—J'attendrai ici, dit-elle.

Elle s'assit sur un fauteuil, tandis qu'Horace arrangeait les lampes.

—Il y a une question que je n'ai pas encore pu vous faire, dit-elle: comment se porte le colonel?

—Bien, madame la marquise.

—Il n'a pas été souffrant, à son arrivée en Suisse?

—Souffrant, non pas précisément, cependant il n'était pas à son aise.

—Se plaignait-il?

—On pourrait mettre mon colonel sur un gril, avec un bon feu sous lui, le tourner et le retourner comme on a fait pour saint Laurent, il ne se plaindrait pas.

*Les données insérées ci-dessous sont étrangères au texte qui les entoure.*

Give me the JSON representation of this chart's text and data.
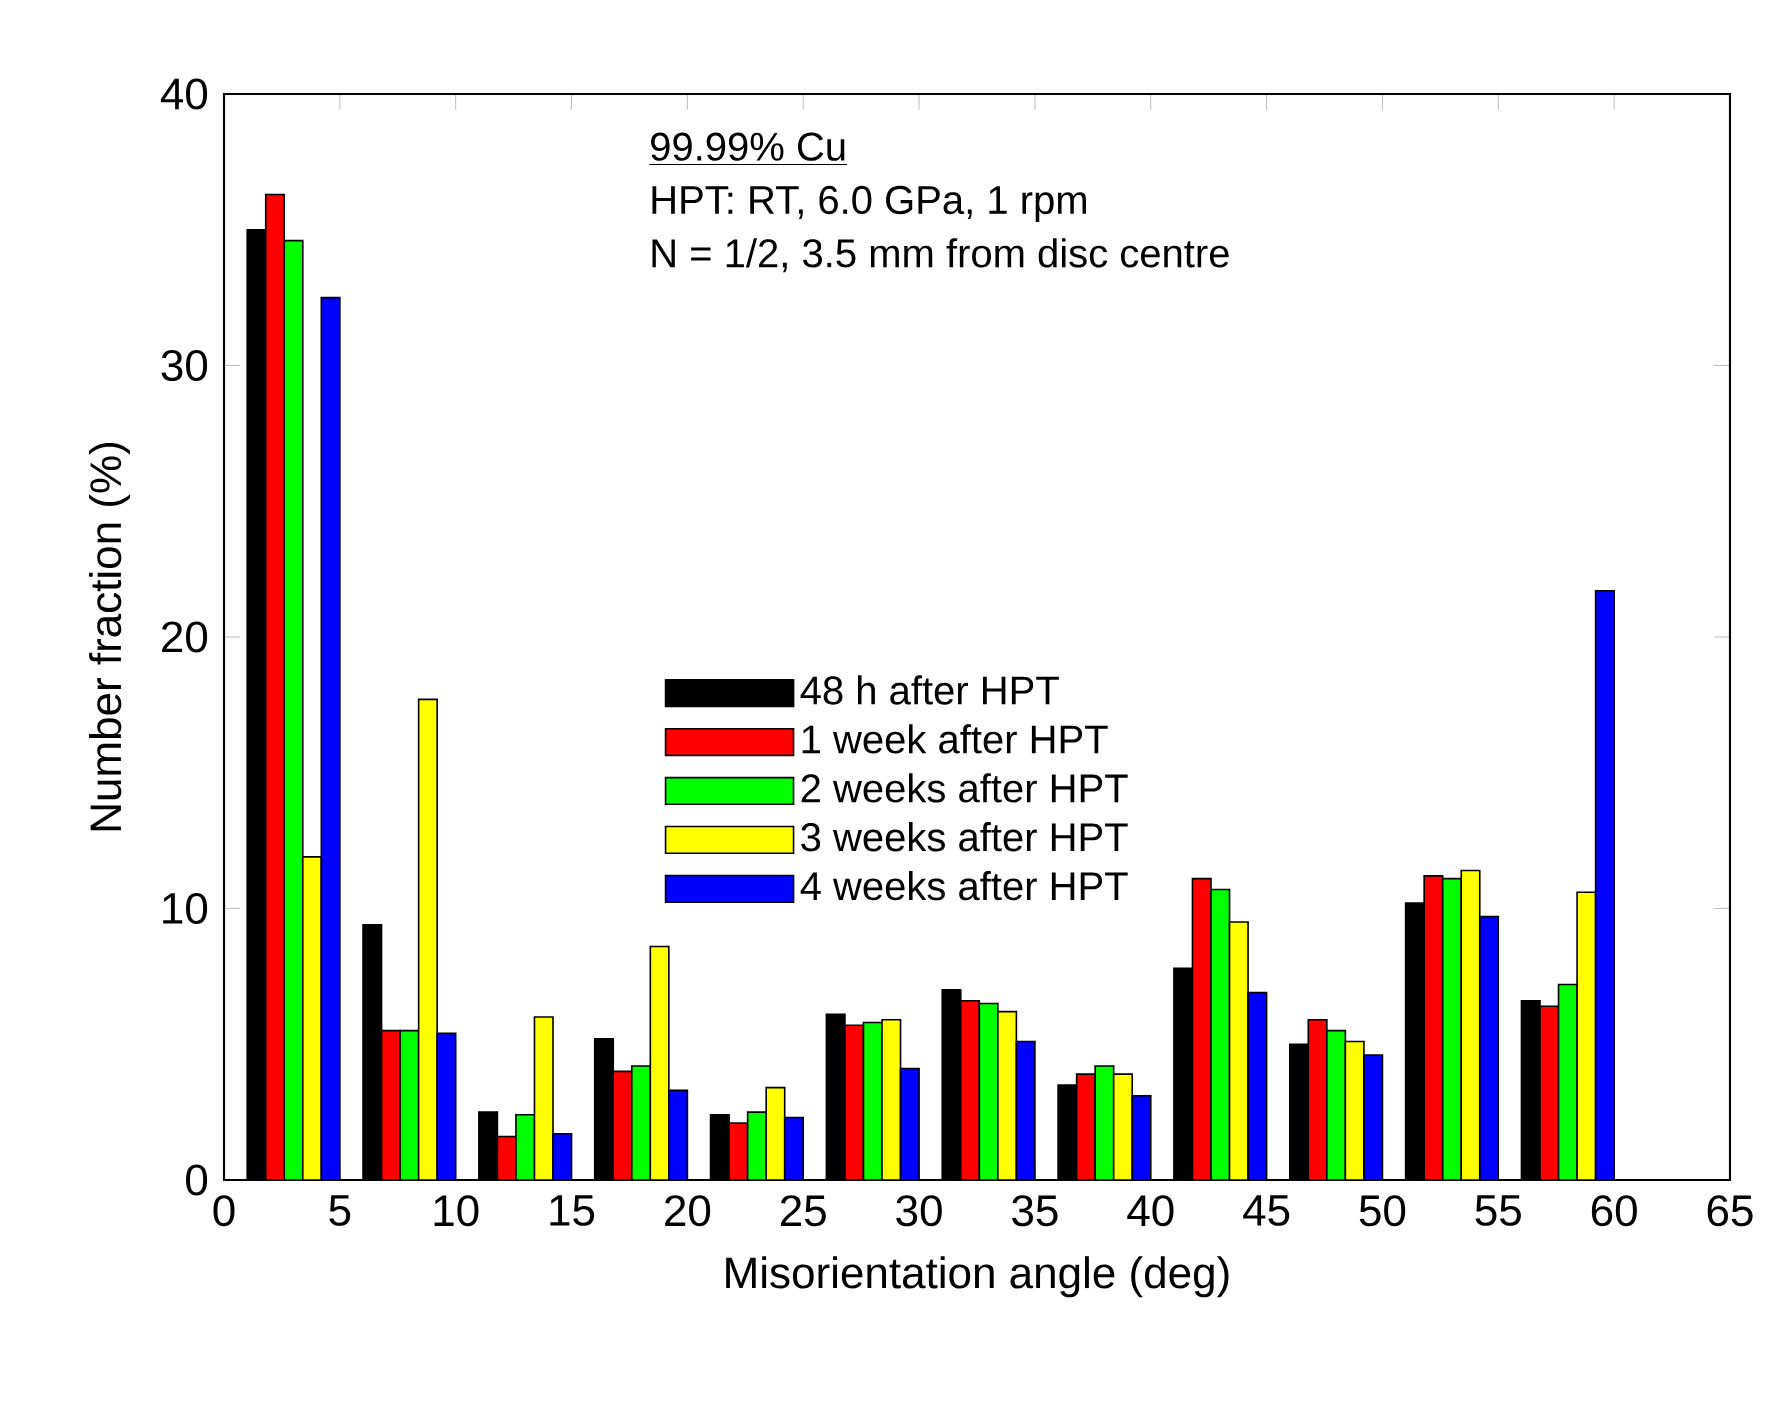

Du reste, madame la marquise l'a vu à Chalençon, elle l'a soigné, et elle sait mieux que personne si ce beau coup de couteau qui lui avait fendu la poitrine lui a jamais arraché une plainte.

—Alors à quoi avez-vous vu qu'il n'était pas dans son état ordinaire? Vous avez pu vous tromper.

—J'aime mon colonel comme s'il était mon enfant: je ne me suis pas trompé. Il ne mangeait pas, il ne dormait pas, et toujours il restait absorbé comme s'il suivait la même pensée; toujours, c'est-à-dire tant que je le voyais, car il passait ses journées entières à faire des courses dans les montagnes et souvent même il ne rentrait pas, couchant dans une grange ou un chalet.